This week, a federal court in Louisiana dismissed a lawsuit against protest organizer DeRay Mckesson, putting an end to a case that stretched many years and threatened to chill First Amendment–protected speech.
In July 2016, police officers in Baton Rouge shot and killed Alton Sterling, a black man selling CDs outside a convenience store, while they pinned him to the ground. The shooting sparked protests around the country.
At a Black Lives Matter march in front of the Baton Rouge Police Department just days later, protesters scrapped with police, in some cases throwing water bottles. One demonstrator allegedly threw a rock or a piece of concrete that hit Officer John Ford in the head, causing severe head injuries and knocking out teeth. That protester was never identified, but it was not Mckesson, an activist who allegedly organized the protest.
Regardless, Ford (initially identified as "Officer John Doe Police Officer") sued Mckesson in November 2016. The lawsuit claimed negligence, charging that Mckesson "knew or should have known [his] actions could cause and/or lead to serious personal injury." While admitting that Mckesson never committed or even directly encouraged violent acts, Ford claimed in an amended complaint that Mckesson had "justified" violence in interviews.
In September 2017, the U.S. District Court for the Middle District of Louisiana granted Mckesson's motion to dismiss the case with prejudice, meaning Ford could not refile.
Chief Judge Brian A. Jackson cited NAACP v. Claiborne Hardware (1982), in which the U.S. Supreme Court unanimously found that "the right to associate does not lose all constitutional protection merely because some members of the group may have participated in conduct or advocated doctrine that itself is not protected," including violence. Since Ford "failed to plead sufficient, nonconclusory factual allegations that would tend to demonstrate that Mckesson exceeded the bounds of protected speech," Jackson wrote, "Mckesson cannot be held liable for the conduct of others with whom he associated."

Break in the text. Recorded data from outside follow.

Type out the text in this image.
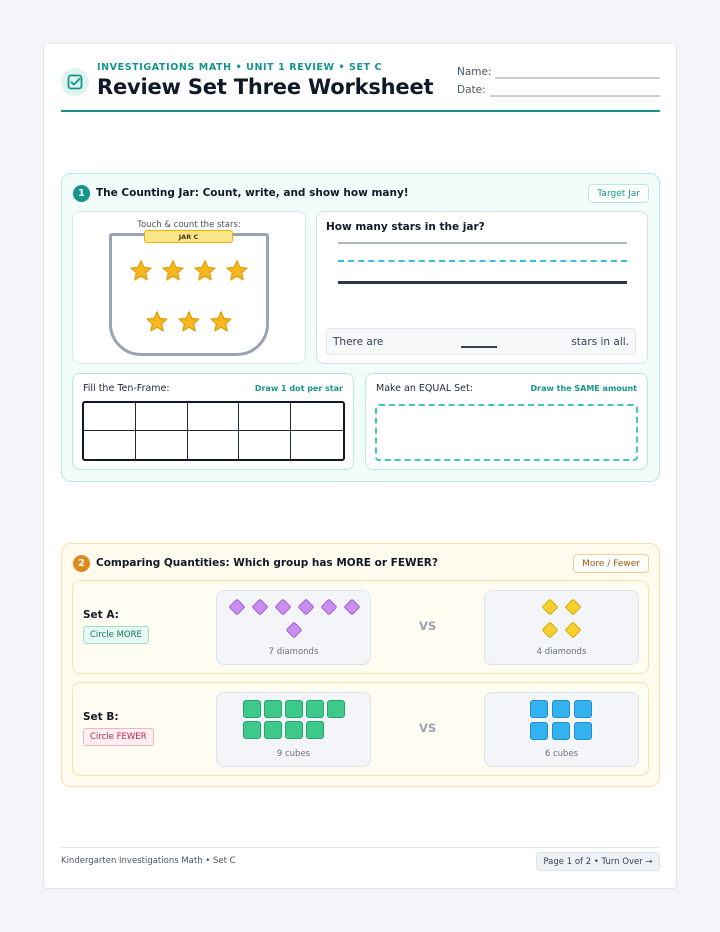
INVESTIGATIONS MATH • UNIT 1 REVIEW • SET C
Review Set Three Worksheet
Name:
Date:
1	The Counting Jar: Count, write, and show how many!	Target Jar
Touch & count the stars:
JAR C
How many stars in the jar?
There are	stars in all.
Fill the Ten-Frame:	Draw 1 dot per star	Make an EQUAL Set:	Draw the SAME amount
2	Comparing Quantities: Which group has MORE or FEWER?	More / Fewer
Set A:
Circle MORE
7 diamonds
VS
4 diamonds
Set B:
Circle FEWER
9 cubes
VS
6 cubes
Kindergarten Investigations Math • Set C	Page 1 of 2 • Turn Over →
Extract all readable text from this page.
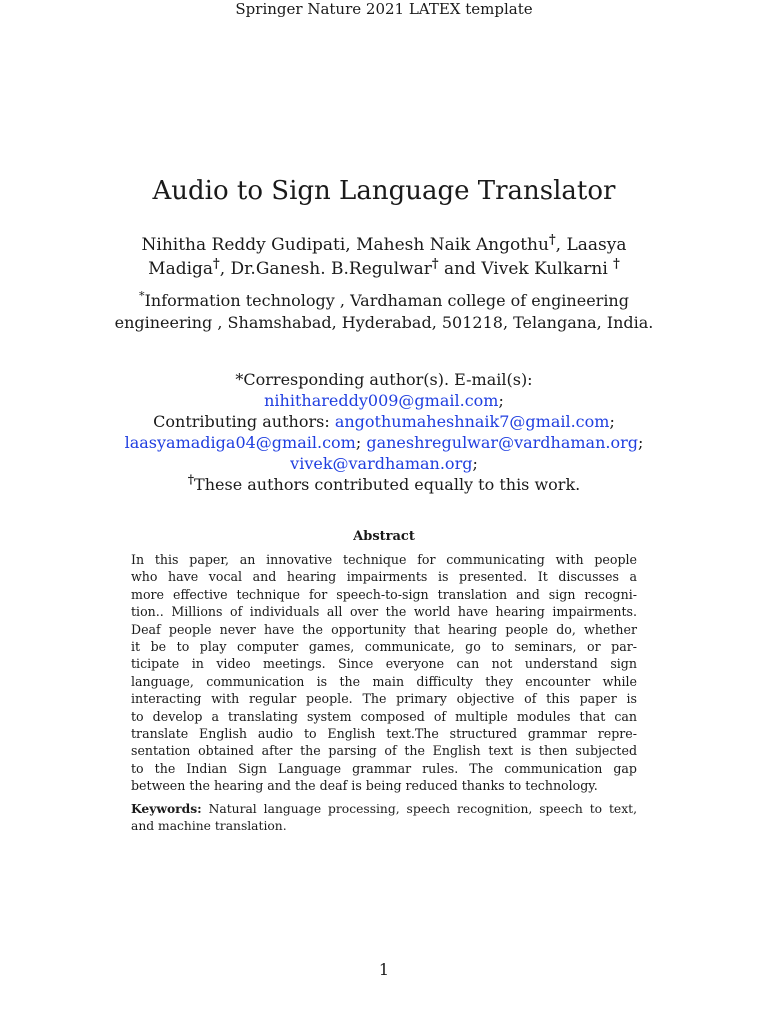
Springer Nature 2021 LATEX template
Audio to Sign Language Translator
Nihitha Reddy Gudipati, Mahesh Naik Angothu†, Laasya
Madiga†, Dr.Ganesh. B.Regulwar† and Vivek Kulkarni †
*Information technology , Vardhaman college of engineering
engineering , Shamshabad, Hyderabad, 501218, Telangana, India.
*Corresponding author(s). E-mail(s):
nihithareddy009@gmail.com;
Contributing authors: angothumaheshnaik7@gmail.com;
laasyamadiga04@gmail.com; ganeshregulwar@vardhaman.org;
vivek@vardhaman.org;
†These authors contributed equally to this work.
Abstract
In this paper, an innovative technique for communicating with people
who have vocal and hearing impairments is presented. It discusses a
more effective technique for speech-to-sign translation and sign recogni-
tion.. Millions of individuals all over the world have hearing impairments.
Deaf people never have the opportunity that hearing people do, whether
it be to play computer games, communicate, go to seminars, or par-
ticipate in video meetings. Since everyone can not understand sign
language, communication is the main difficulty they encounter while
interacting with regular people. The primary objective of this paper is
to develop a translating system composed of multiple modules that can
translate English audio to English text.The structured grammar repre-
sentation obtained after the parsing of the English text is then subjected
to the Indian Sign Language grammar rules. The communication gap
between the hearing and the deaf is being reduced thanks to technology.
Keywords: Natural language processing, speech recognition, speech to text,
and machine translation.
1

But in December 2019, the U.S. Court of Appeals for the 5th Circuit reversed the dismissal and remanded the case back to the district court. "By ignoring the foreseeable risk of violence that his actions created, Mckesson failed to exercise reasonable care in conducting his demonstration," wrote Judge E. Grady Jolly for the majority. "Mckesson owed Doe a duty not to negligently precipitate the crime of a third party. And a jury could plausibly find that a violent confrontation with a police officer was a foreseeable effect of negligently directing a protest."
"'Negligent protest' liability against a protest leader for the violent act of a rogue assailant is a dodge of Claiborne Hardware and clashes head-on with constitutional fundamentals," Judge Don Willett noted in dissent. "Such an exotic theory would have enfeebled America's street-blocking civil rights movement, imposing ruinous financial liability against citizens for exercising core First Amendment freedoms."
Earlier this year, the U.S. Supreme Court declined to take up the case. Justice Sonia Sotomayor pointed to the Supreme Court's 2023 decision Counterman v. Colorado. "The Court explained that 'the First Amendment precludes punishment [for incitement], whether civil or criminal, unless the speaker's words were "intended" (not just likely) to produce imminent disorder,'" Sotomayor wrote.
This week, the district court again decided in Mckesson's favor, finding Ford's claims insufficient under both Louisiana law and the First Amendment, once again dismissing his lawsuit with prejudice. In its decision, the court even spelled out the absurdity of some of the suit's underlying claims.
"According to Defendant, he 'did not engage in any acts of violence at the protest,'" Jackson again writes for the majority. "Plaintiff attempts to rebut this, responding that Defendant 'likely threw his water bottle at police,' and citing to briefing in which Plaintiff argues that because police officers and Plaintiff saw Defendant retrieve a bottle of water, '[o]ne may infer that [Defendant] likely threw his bottle of water at police.'" Jackson calls this an "absurdly speculative inferential leap," especially since Ford testified that "'[he] never saw [Defendant] throw a water bottle' and nobody 'told [him]' Defendant had done so."
"The Supreme Court has long recognized that peaceful protesters cannot be held liable for the unintended, unlawful actions of others, and we're delighted to see that the district court came to the same conclusion," said David Cole, legal director of the American Civil Liberties Union, which acted as part of Mckesson's legal defense team.
Indeed, the decision is a positive outcome. But the case stretched on for an absurdly long stretch of time. In a statement, Mckesson called it "a grueling eight-year process"—eight years in which an injured police officer sought to use the legal system to punish him despite never accusing him of direct violent action. And in that time, dueling court decisions couldn't come to an agreement over whether nonviolent protest activity was truly protected by the First Amendment.